The use of coal fly ash for nutrient recovery in wastewater treatment offers a potential win–win scenario as it simultaneously utilizes and re-channels two wastes – coal fly ash and wastewater. This study investigated the adsorptive recovery of urea from synthetic urine using fly ash. Equilibrium experiments revealed that 1.5g ash loading, initial urea concentration of13.5gL−1, urine pH=6.0, sorption temperature=30°C and 150rpm shaker speed were the optimal process parameters and maximum adsorption capacity was 410mgg−1. Proof of concept to the use of synthetic urine was conducted by performing adsorption with real human urine which validated the experimental findings.

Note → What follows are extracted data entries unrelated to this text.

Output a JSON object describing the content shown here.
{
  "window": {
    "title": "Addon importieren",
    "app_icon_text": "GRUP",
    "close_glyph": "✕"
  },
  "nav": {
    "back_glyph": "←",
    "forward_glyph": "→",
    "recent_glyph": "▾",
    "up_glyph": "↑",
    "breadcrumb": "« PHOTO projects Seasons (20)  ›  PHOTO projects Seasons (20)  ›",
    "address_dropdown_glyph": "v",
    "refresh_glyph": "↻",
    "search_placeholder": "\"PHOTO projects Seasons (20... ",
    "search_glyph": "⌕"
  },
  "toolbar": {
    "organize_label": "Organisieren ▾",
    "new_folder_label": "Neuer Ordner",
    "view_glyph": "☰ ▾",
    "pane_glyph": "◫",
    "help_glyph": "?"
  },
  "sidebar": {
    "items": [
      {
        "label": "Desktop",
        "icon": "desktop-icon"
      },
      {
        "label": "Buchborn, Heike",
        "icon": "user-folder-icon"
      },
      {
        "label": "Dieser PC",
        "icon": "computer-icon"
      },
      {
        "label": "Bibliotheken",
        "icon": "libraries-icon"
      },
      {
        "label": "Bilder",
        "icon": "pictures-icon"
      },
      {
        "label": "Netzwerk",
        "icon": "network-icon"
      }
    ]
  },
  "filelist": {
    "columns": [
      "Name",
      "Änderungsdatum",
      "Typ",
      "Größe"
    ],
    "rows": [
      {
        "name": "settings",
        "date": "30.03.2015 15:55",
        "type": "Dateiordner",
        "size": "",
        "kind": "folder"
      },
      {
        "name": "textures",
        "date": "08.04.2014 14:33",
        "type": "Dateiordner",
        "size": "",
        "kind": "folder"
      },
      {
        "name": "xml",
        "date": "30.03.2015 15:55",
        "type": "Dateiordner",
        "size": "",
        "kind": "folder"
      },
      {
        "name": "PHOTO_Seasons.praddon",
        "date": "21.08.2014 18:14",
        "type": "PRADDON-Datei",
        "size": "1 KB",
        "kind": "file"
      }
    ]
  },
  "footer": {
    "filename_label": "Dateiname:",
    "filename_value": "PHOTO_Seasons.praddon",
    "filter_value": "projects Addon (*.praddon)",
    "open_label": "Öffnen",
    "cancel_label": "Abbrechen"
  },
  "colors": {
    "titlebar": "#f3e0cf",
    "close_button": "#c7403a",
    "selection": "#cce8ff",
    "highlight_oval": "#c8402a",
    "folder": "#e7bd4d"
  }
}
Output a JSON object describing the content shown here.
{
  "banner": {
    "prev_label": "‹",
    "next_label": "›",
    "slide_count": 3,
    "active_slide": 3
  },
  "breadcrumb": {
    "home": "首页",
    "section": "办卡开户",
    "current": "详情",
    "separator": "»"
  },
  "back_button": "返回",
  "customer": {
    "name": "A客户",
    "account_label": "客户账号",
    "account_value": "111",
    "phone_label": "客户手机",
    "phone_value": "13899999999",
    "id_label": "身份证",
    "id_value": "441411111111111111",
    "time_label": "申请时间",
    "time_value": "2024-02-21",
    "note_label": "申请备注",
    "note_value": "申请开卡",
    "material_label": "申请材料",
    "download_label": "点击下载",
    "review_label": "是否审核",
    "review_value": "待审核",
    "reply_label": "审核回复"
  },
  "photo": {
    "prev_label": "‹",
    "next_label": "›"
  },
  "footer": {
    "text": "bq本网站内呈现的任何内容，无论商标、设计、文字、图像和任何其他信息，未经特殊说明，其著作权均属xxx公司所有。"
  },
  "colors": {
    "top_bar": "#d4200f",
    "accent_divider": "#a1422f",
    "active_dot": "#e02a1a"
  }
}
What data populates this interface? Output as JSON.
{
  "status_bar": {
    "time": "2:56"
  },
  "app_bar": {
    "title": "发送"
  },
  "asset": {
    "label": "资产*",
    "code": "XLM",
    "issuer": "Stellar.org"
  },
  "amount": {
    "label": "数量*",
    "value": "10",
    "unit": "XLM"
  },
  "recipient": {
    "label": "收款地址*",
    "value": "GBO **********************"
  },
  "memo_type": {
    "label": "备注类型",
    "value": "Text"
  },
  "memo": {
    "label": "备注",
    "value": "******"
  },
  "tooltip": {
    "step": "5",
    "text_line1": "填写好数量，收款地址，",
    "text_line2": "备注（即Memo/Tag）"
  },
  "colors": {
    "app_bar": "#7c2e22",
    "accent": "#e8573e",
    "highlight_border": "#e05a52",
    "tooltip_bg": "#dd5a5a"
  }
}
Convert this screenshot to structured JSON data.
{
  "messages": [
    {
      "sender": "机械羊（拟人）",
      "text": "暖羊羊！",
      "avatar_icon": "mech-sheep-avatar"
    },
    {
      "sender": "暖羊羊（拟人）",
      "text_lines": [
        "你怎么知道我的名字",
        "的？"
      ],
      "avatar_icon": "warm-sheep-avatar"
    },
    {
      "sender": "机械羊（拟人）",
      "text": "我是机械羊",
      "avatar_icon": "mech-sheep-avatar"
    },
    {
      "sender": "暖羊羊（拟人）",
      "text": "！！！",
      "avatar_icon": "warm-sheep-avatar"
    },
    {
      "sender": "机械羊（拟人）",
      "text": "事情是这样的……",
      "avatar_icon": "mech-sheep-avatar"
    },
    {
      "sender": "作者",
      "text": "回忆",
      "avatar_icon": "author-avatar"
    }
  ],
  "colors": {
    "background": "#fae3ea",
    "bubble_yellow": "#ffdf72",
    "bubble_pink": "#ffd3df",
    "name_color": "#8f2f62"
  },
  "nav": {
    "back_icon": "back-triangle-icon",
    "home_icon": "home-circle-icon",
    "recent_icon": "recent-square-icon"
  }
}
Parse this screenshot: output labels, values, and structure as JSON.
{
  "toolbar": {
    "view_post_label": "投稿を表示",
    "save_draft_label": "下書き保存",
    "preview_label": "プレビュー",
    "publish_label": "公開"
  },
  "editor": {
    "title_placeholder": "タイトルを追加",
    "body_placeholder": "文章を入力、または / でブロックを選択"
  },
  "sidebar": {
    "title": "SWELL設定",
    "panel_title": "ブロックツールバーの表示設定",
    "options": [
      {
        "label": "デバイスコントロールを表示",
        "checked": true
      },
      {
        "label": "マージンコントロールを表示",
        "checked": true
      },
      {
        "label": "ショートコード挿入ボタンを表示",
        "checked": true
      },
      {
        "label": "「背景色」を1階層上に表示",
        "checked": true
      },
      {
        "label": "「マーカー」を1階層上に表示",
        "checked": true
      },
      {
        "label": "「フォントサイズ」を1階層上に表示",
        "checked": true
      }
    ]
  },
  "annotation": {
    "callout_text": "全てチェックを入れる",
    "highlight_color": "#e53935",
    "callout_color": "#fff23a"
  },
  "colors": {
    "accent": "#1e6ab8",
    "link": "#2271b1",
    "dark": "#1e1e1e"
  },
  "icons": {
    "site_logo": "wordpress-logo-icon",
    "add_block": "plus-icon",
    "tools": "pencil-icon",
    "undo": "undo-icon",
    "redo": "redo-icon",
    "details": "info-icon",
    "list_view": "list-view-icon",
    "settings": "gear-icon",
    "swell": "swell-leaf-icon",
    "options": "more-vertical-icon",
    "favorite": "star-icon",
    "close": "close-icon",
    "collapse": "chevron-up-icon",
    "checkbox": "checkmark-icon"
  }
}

Comparative analysis and non–linear optimization of nine isotherm models through comprehensive error analysis revealed that Flory–Huggins and Redlich–Peterson equations best described the adsorption. Process thermodynamics suggested that Van der Waal’s and electrostatic interactions occur between urea molecules and the surface of fly ash particles; besides, the sorption was found to be exothermic, spontaneous and physical in nature. Kinetic studies pointed toward a pseudo–second–order kinetic fit with contributions from intra–particle diffusion. Further, the rate of mass transfer was seen to be controlled and limited by film diffusion of urea which featured stronger than its pore diffusion. To design a multistage batch adsorber, a mathematical model unique to the sorption system was derived that minimized the total amount of fly ash required for 90% removal of urea from different volumes of influent synthetic urine solutions.